И где-нибудь внутри этой непосильной работы - труда - передвигать ноги, в блокаду ещё обмороженные, в снегу - внутри снега! - вот это передвижение, шевеление внутри души зимы, души снега, который не приятненький такой снежок, а лежит беспощадно и глухо, засыпав землю, и всё то, что было под ним, он замял, заворожил и подмял под себя, как кто-то, или же это было что-то...
Это была злая, злая судьба: хотя, как не стыдно ей так говорить, даже для себя и про себя, шопотом, чтоб не разбудить ненароком эту злую судьбину. Да, она говорит себе, что её судьба - это злющая баба, говорит и не спотыкается, хотя вокруг пруд пруди таких же, как она, но они-то остались вдовушками, а вот к ней приезжал ведь мил друг на несколько дней в начале февраля, и ублажил её крупой, оставшейся ведь в банке, и чего она так сильно паникует, а, понятно, это голод ещё ленинградский, ещё блокадный её припугивает издали и топает на неё ногой. Это не то, что можно потерпеть пару недель, а голод - это смерть, это трупы на улицах, это - дядька, которого топчут ногами за то, что украл у мальчика, у ребёнка кусок хлеба, и вот поэтому так страшно одно только представление, что может быть снова, как тогда, вот это только на минуточку себе представить...
Почему-то вдруг стало поташнивать, и апофеоз счастья, то самое,
недолетное, сияющее, что-то, что даже и не знаешь, каким именем
его назвать, почему-то оно не оставило после себя торжествующего
чувства, что
2
вот, наконец, добилась-таки! Что всё вышло именно так, в самую копеечку, да, как в центр мишени. Когда стреляют, когда учатся только стрелять, тогда есть там такие мишени, и она чувствовала себя так, как будто сама была не мишенью даже, а стрелой, которая угодила не вкривь, не вкось, а именно прямо в цель, и стрела из туго натянутого лука, и как она звенела, отрываясь от тетивы... И могла бы, казалось бы, остаться довольной - вот как косятся на неё соседки - у той поубивали всех, и не только мужа, а и братьев, и мужа её сестры, у этой дополз до дому полуживой, а вот у неё вышагивает морячок, горделиво, как ей показалось с первого взгляда...
И почему тошнит?
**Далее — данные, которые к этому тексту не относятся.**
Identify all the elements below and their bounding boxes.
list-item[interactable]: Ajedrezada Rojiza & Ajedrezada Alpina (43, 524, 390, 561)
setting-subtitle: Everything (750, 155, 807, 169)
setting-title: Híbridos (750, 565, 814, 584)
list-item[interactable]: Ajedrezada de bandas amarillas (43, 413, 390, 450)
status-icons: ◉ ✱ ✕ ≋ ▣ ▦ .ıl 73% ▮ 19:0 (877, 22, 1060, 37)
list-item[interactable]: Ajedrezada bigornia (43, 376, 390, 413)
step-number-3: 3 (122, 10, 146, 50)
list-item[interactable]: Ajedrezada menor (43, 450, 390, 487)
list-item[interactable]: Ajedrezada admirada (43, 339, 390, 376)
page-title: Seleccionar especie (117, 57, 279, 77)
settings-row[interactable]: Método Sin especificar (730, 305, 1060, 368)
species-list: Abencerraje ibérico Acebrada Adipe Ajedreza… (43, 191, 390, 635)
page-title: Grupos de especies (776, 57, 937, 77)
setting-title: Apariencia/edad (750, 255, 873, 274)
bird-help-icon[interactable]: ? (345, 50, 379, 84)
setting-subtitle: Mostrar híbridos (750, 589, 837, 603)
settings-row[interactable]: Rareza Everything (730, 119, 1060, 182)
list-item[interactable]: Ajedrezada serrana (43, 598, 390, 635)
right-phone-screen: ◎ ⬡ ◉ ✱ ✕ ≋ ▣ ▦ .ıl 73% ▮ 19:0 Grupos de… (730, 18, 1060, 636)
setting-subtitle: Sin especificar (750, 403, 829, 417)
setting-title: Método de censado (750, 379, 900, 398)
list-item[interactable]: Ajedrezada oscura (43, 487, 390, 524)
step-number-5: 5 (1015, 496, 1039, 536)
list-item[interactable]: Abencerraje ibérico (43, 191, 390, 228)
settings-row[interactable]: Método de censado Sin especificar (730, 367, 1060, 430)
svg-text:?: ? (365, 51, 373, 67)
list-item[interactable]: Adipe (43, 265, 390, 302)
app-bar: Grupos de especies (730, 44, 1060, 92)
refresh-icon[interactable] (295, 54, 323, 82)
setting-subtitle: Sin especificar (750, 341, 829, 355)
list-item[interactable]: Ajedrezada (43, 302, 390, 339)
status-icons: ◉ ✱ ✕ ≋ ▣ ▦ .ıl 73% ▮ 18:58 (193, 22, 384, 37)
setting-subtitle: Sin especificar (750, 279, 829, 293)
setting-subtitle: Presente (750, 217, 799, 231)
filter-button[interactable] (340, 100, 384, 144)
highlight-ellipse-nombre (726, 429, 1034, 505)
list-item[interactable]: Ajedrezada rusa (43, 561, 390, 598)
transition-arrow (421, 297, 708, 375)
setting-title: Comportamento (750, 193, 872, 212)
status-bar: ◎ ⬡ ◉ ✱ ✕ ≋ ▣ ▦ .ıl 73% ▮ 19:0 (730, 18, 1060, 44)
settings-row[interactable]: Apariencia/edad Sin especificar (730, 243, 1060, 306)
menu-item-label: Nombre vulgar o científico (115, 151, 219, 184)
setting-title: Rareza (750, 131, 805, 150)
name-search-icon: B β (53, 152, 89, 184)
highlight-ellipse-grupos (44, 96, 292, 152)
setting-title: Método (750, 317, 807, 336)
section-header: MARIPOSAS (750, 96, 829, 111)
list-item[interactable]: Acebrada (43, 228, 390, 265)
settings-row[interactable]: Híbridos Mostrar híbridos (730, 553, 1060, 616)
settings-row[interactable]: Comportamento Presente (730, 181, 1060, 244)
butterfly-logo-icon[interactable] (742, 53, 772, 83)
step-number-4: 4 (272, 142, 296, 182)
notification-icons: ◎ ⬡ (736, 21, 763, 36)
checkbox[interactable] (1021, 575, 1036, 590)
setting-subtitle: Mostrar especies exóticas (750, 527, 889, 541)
Вроде как наелась с утра, и даже с маслом эту кашу в себя запихнула, и облизнулась и была сыта, была довольна, что вроде бы ещё банка с крупой цела и другая пачка непочата и он привёз ведь даже и сахару - так о чём речь, и выплакала себе все глаза, что он уезжает ведь опять, ведь ему надо, надо непременно учиться, и об этом-то и была вся их переписка военных лет - что мол учиться будешь, как вернёшься с фронта домой, сразу опять в тот институт, из которого выперли... нет, этак вежливенько попросили, круглого отличника, с золотой ведь медалью (а у неё-то у самой только серебряная!), так вот его, такого расталантливого и гениального, может быть, на втором даже не месяце, а дне учёбы в Политехе попросили этак как бы вполне вежливо и без упрёка: иди и убивай и будь убитым, это вот так, как будто на казнь, но не за что-то, не за какое бы там ни было преступление, а вот так, да - гениальных людей нам не жалко, у нас их пруд пруди, двуногих тварей миллионы, как сказал кто-нибудь, - кто-то, кому положено, кому можно, - но и его, кажись, укокошили и тоже ведь по приказу свыше, как говорят.
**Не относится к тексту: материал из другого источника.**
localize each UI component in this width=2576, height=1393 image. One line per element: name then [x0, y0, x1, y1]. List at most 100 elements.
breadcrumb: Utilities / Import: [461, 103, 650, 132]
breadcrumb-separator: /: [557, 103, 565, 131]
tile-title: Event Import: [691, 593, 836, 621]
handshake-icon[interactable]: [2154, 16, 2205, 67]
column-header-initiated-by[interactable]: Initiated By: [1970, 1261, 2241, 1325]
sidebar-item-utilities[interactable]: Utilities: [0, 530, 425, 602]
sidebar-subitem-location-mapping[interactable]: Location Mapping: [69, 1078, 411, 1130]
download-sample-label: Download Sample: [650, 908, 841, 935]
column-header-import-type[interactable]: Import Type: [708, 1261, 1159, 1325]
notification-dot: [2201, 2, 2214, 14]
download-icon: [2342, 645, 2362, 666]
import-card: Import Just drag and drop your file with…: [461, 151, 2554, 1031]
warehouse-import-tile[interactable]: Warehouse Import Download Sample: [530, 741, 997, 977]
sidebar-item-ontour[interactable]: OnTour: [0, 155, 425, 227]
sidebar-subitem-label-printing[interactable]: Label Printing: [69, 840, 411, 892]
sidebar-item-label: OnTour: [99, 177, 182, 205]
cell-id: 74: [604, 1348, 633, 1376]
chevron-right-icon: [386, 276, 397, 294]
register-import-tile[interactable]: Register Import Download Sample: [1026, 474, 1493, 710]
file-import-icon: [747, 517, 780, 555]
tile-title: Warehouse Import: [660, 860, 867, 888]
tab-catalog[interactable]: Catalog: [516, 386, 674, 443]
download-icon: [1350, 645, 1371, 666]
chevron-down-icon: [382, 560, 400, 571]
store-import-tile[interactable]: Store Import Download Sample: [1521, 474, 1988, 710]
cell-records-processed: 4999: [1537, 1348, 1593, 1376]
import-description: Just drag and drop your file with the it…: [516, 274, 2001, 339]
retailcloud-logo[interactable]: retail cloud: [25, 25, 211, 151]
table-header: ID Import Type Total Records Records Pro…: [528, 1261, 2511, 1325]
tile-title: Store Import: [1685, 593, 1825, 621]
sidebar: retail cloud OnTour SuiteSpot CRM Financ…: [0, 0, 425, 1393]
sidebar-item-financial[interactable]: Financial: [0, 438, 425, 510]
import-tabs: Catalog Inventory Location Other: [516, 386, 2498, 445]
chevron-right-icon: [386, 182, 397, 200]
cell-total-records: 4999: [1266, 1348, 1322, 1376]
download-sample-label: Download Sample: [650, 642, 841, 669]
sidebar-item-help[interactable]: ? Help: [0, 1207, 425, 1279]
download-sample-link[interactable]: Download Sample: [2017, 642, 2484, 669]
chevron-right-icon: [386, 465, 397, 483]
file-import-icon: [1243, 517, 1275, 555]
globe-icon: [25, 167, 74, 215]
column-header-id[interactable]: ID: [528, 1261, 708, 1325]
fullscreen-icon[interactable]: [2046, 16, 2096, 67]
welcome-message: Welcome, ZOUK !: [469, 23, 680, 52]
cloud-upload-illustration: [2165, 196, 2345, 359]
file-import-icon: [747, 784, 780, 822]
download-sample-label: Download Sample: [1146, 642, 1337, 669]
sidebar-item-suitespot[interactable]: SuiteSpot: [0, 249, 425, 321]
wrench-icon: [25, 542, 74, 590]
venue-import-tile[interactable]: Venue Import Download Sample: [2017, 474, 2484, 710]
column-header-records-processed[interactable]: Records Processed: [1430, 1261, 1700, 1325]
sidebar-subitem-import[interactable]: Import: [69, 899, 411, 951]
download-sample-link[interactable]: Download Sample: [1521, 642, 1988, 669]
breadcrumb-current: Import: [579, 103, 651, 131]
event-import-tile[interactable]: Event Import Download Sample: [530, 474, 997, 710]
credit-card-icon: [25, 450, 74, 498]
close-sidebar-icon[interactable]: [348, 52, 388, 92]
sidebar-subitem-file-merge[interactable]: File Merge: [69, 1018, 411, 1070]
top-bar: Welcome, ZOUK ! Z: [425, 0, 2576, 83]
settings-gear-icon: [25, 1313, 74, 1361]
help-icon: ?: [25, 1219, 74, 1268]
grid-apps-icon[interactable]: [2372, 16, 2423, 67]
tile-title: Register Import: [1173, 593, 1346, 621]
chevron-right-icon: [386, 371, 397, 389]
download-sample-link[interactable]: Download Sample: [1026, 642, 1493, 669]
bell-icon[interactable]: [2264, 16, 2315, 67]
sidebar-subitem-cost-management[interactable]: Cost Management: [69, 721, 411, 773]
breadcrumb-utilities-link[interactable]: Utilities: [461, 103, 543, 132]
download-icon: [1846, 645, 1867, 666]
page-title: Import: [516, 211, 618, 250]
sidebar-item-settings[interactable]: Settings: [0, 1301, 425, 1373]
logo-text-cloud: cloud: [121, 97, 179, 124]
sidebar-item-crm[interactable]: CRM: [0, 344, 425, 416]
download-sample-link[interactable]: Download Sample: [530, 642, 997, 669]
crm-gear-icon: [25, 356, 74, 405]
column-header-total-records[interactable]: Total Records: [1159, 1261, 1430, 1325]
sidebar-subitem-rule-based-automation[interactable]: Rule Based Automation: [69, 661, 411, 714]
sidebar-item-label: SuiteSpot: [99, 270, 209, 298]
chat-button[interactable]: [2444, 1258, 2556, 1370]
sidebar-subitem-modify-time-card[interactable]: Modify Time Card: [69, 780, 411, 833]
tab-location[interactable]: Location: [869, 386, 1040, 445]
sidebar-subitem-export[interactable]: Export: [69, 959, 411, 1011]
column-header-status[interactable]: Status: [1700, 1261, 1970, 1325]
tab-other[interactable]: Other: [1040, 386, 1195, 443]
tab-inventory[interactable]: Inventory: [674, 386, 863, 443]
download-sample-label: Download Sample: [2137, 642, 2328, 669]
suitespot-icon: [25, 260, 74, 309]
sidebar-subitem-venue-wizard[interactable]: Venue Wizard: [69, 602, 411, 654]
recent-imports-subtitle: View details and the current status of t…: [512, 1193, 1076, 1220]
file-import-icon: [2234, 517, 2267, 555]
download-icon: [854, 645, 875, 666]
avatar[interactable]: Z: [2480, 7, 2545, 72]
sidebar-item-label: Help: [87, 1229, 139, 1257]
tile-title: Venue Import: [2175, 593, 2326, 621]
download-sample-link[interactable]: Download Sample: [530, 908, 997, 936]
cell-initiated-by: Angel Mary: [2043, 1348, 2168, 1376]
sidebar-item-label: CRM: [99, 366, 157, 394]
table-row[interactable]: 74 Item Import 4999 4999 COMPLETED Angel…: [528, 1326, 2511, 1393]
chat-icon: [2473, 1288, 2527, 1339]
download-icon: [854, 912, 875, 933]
Так вот этого расталантливого, чтоб не сказать больше, вот этого попросту гениального со всеми его хреновыми идейками порой, - насчёт марксизма-ленинизма, о чём он ведь ей в первых письмах с фронта писал, на что она этак вскользь заметила тогда:
- Эх ты, мудряк! -
Так вот его из института попросили и в армию записали и ничего,
он вывернулся из всех этих мясорубок живым - один только бог
знает, как - хотя бога, конечно, нет, но это так, к слову, - не
знает, в общем, таки никто и говорить, что это она, мол,
ожиданием своим - она как бог якобы его из пекла вывела - это
было бы и ещё как несправедливо по отношению ко всем
3
тем, которые ждали и ещё как и не дождались ничего, кроме, в лучшем случае, безрукого-безногого, а то и ничего, кроме похоронки - или «пропал без вести». Такие тоже бывали.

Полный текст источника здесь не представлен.